Book Review - TO THE GOLDEN SHORE BY COURTNEY ANDERSON



Adoniram Judson, at age nineteen valedictorian of Brown College’s class of 1807, returned home to Massachusetts after an unsuccessful summer in New York City’s theater district.

Uncertain of his goal in life, although a successful author, he had little ambition in literature. And certainly no intent to follow his father’s career as a church pastor.

On his way home from New York, Judson chanced to stop at a small town inn over night.

The only remaining room was next to that of a very ill man.

The man caused no real disturbance, but Judson heard occasional moans, and people coming and going next door.

When paying his bill next morning, Judson casually asked about the man’s condition.

He’s dead,” the inn-keeper said.

Who was he?”

Young man from the college in Providence. Name was Eames. Jacob Eames.”

Judson’s closest friend in college and a man with little or no belief in God.

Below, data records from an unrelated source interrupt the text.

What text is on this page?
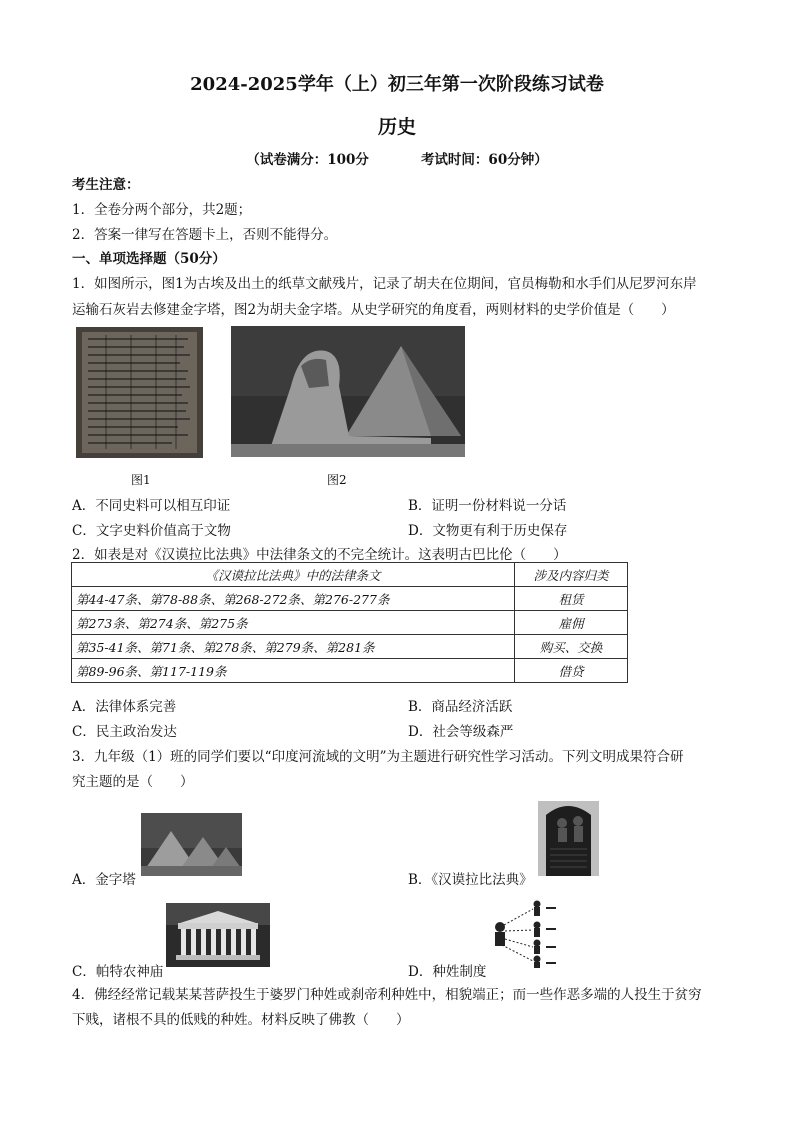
2024-2025学年（上）初三年第一次阶段练习试卷
历史
（试卷满分：100分	考试时间：60分钟）
考生注意：
1．全卷分两个部分，共2题；
2．答案一律写在答题卡上，否则不能得分。
一、单项选择题（50分）
1．如图所示，图1为古埃及出土的纸草文献残片，记录了胡夫在位期间，官员梅勒和水手们从尼罗河东岸
运输石灰岩去修建金字塔，图2为胡夫金字塔。从史学研究的角度看，两则材料的史学价值是（　　）
图1	图2
A．不同史料可以相互印证	B．证明一份材料说一分话
C．文字史料价值高于文物	D．文物更有利于历史保存
2．如表是对《汉谟拉比法典》中法律条文的不完全统计。这表明古巴比伦（　　）
《汉谟拉比法典》中的法律条文	涉及内容归类
第44-47条、第78-88条、第268-272条、第276-277条	租赁
第273条、第274条、第275条	雇佣
第35-41条、第71条、第278条、第279条、第281条	购买、交换
第89-96条、第117-119条	借贷
A．法律体系完善	B．商品经济活跃
C．民主政治发达	D．社会等级森严
3．九年级（1）班的同学们要以“印度河流域的文明”为主题进行研究性学习活动。下列文明成果符合研
究主题的是（　　）
A．金字塔	B．《汉谟拉比法典》
C．帕特农神庙	D．种姓制度
4．佛经经常记载某某菩萨投生于婆罗门种姓或刹帝利种姓中，相貌端正；而一些作恶多端的人投生于贫穷
下贱，诸根不具的低贱的种姓。材料反映了佛教（　　）
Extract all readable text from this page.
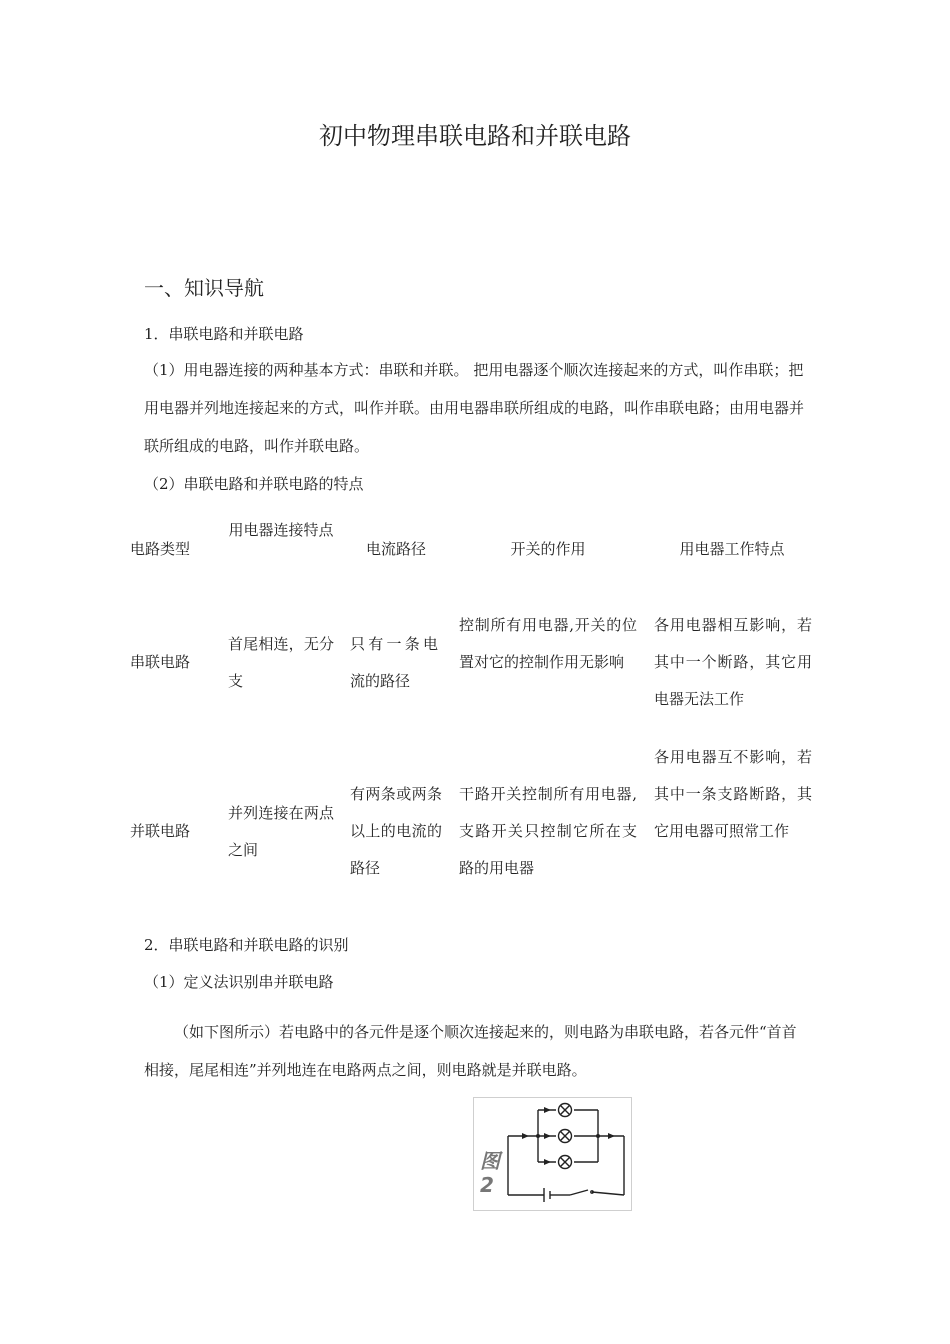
初中物理串联电路和并联电路
一、知识导航
1．串联电路和并联电路
（1）用电器连接的两种基本方式：串联和并联。 把用电器逐个顺次连接起来的方式，叫作串联；把用电器并列地连接起来的方式，叫作并联。由用电器串联所组成的电路，叫作串联电路；由用电器并联所组成的电路，叫作并联电路。
（2）串联电路和并联电路的特点
电路类型
用电器连接特点
电流路径	开关的作用	用电器工作特点
串联电路
首尾相连，无分支
只有一条电流的路径
控制所有用电器,开关的位置对它的控制作用无影响
各用电器相互影响，若其中一个断路，其它用电器无法工作
并联电路
并列连接在两点之间
有两条或两条以上的电流的路径
干路开关控制所有用电器,支路开关只控制它所在支路的用电器
各用电器互不影响，若其中一条支路断路，其它用电器可照常工作
2．串联电路和并联电路的识别
（1）定义法识别串并联电路
（如下图所示）若电路中的各元件是逐个顺次连接起来的，则电路为串联电路，若各元件“首首相接，尾尾相连”并列地连在电路两点之间，则电路就是并联电路。
图
2
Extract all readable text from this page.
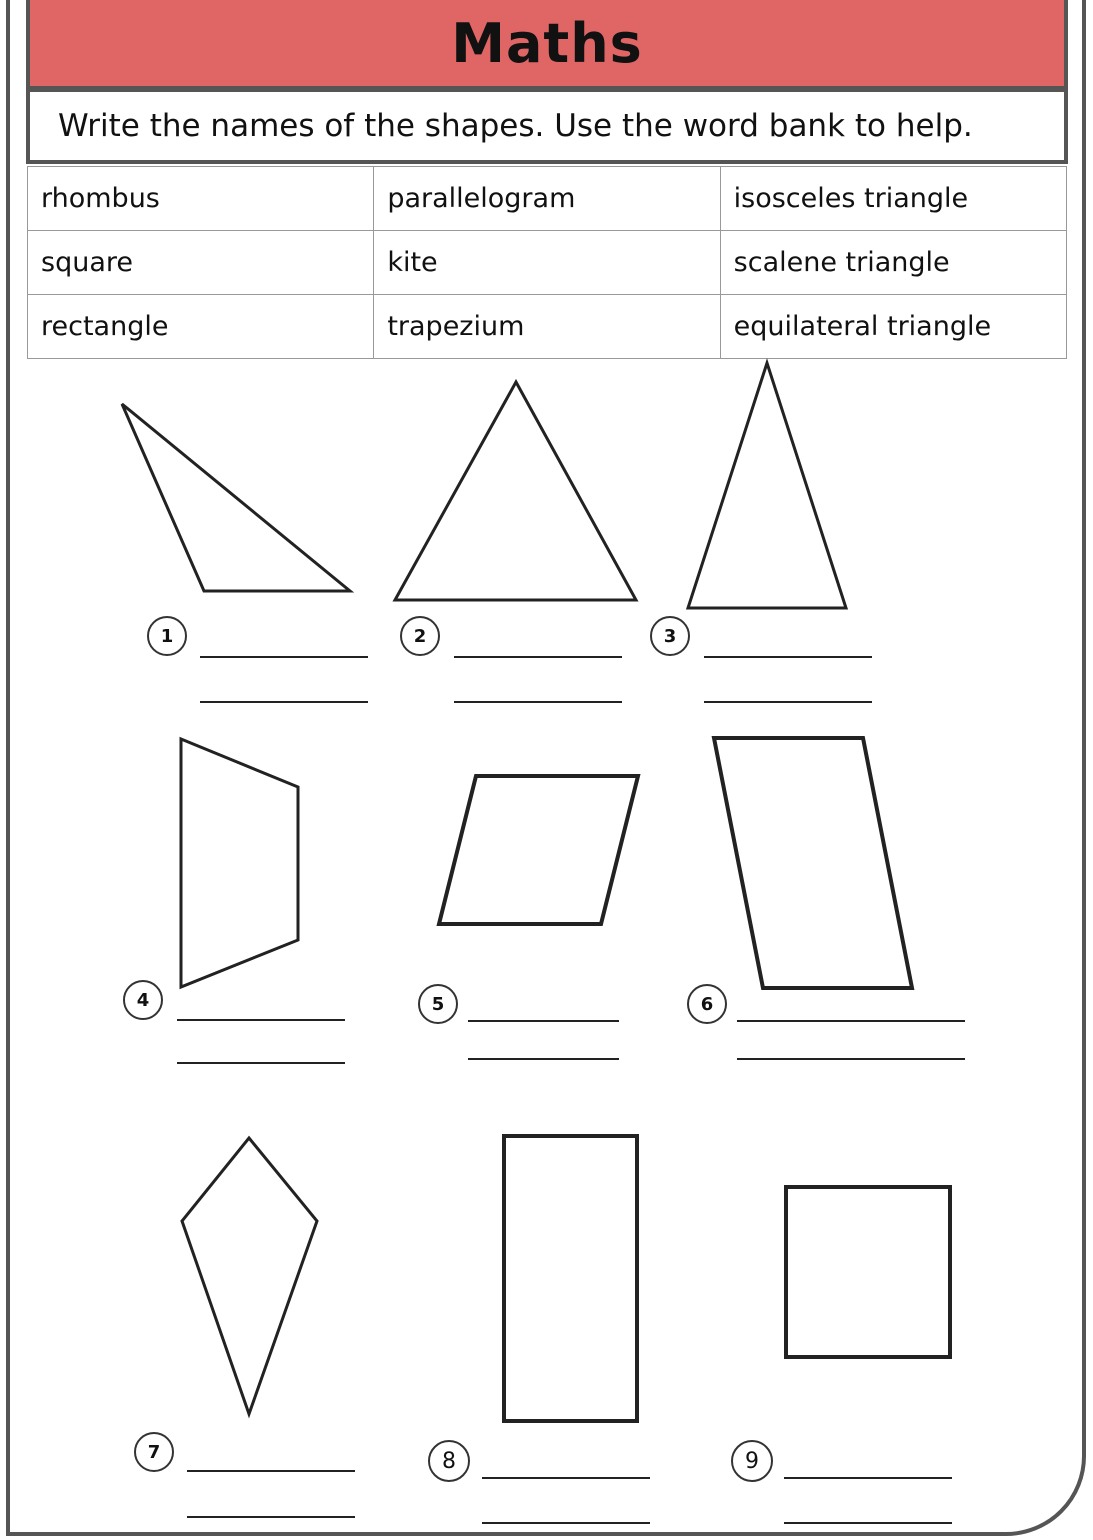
Maths
Write the names of the shapes. Use the word bank to help.
rhombus	parallelogram	isosceles triangle
square	kite	scalene triangle
rectangle	trapezium	equilateral triangle
1	2	3
4	5	6
7	8	9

His shock left no recollection of the next few hours, but he arrived home in mortal fear for his own soul.

He had only one question to ask himself, “How shall I so order my future as best to please God?”

Judson became the first American missionary to foreign lands.

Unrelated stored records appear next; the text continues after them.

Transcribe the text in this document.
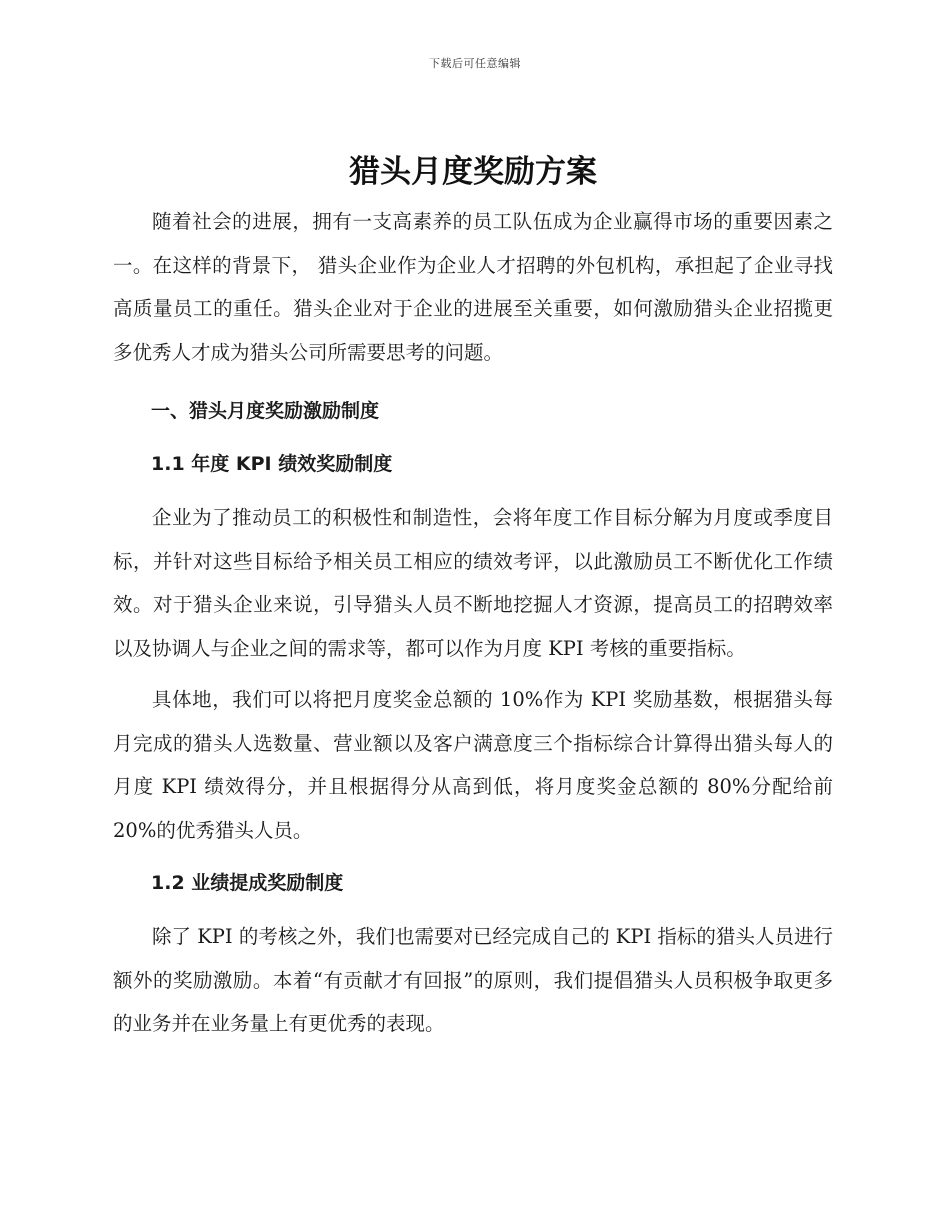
下载后可任意编辑
猎头月度奖励方案

随着社会的进展，拥有一支高素养的员工队伍成为企业赢得市场的重要因素之一。在这样的背景下， 猎头企业作为企业人才招聘的外包机构，承担起了企业寻找高质量员工的重任。猎头企业对于企业的进展至关重要，如何激励猎头企业招揽更多优秀人才成为猎头公司所需要思考的问题。

一、猎头月度奖励激励制度
1.1 年度 KPI 绩效奖励制度

企业为了推动员工的积极性和制造性，会将年度工作目标分解为月度或季度目标，并针对这些目标给予相关员工相应的绩效考评，以此激励员工不断优化工作绩效。对于猎头企业来说，引导猎头人员不断地挖掘人才资源，提高员工的招聘效率以及协调人与企业之间的需求等，都可以作为月度 KPI 考核的重要指标。

具体地，我们可以将把月度奖金总额的 10%作为 KPI 奖励基数，根据猎头每月完成的猎头人选数量、营业额以及客户满意度三个指标综合计算得出猎头每人的月度 KPI 绩效得分，并且根据得分从高到低，将月度奖金总额的 80%分配给前 20%的优秀猎头人员。

1.2 业绩提成奖励制度

除了 KPI 的考核之外，我们也需要对已经完成自己的 KPI 指标的猎头人员进行额外的奖励激励。本着“有贡献才有回报”的原则，我们提倡猎头人员积极争取更多的业务并在业务量上有更优秀的表现。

In 1813 he and his wife Ann (“Nancy”) reached Burma (now called Myanmar), an Asian country with twice the population of the whole USA at the time.

Burma’s king ruled his Buddhist country with an iron grip.

Few Burmans dared express interest in Christianity.

Judson spent the first six years on translating the Bible into Burmese.

It’s a difficult language, letters like circles and half-circles, no spaces between words, and entirely different meanings depending on the spoken tone.

Yet both Adoniram and Nancy became fluent.

Nancy cultivated acquaintance with the Rangoon city governor’s chief wife.

Arrival of another missionary with a printing press made possible a much wider spread of the Gospel.

Judson’s first Burman convert to Christianity occurred six years after Judson’s arrival.

Rangoon was in turmoil, King Bodawpaya had died; the British government reacted with hostility to Burma’s incursions into India.

When young King Bagyidaw summoned the viceroy of Rangoon to Ava, the national capital 400 miles up-river, Judson obtained permission to accompany him and petition the King to permit publication of the Bible in Burmese. The new King expressed no interest.

In 1821, however, a new missionary and physician, Dr. Jonathan Price arrived.

His skill in removing eye cataracts caught the King’s attention, who then commanded Price’s appearance “at the Golden Feet.” in Ava.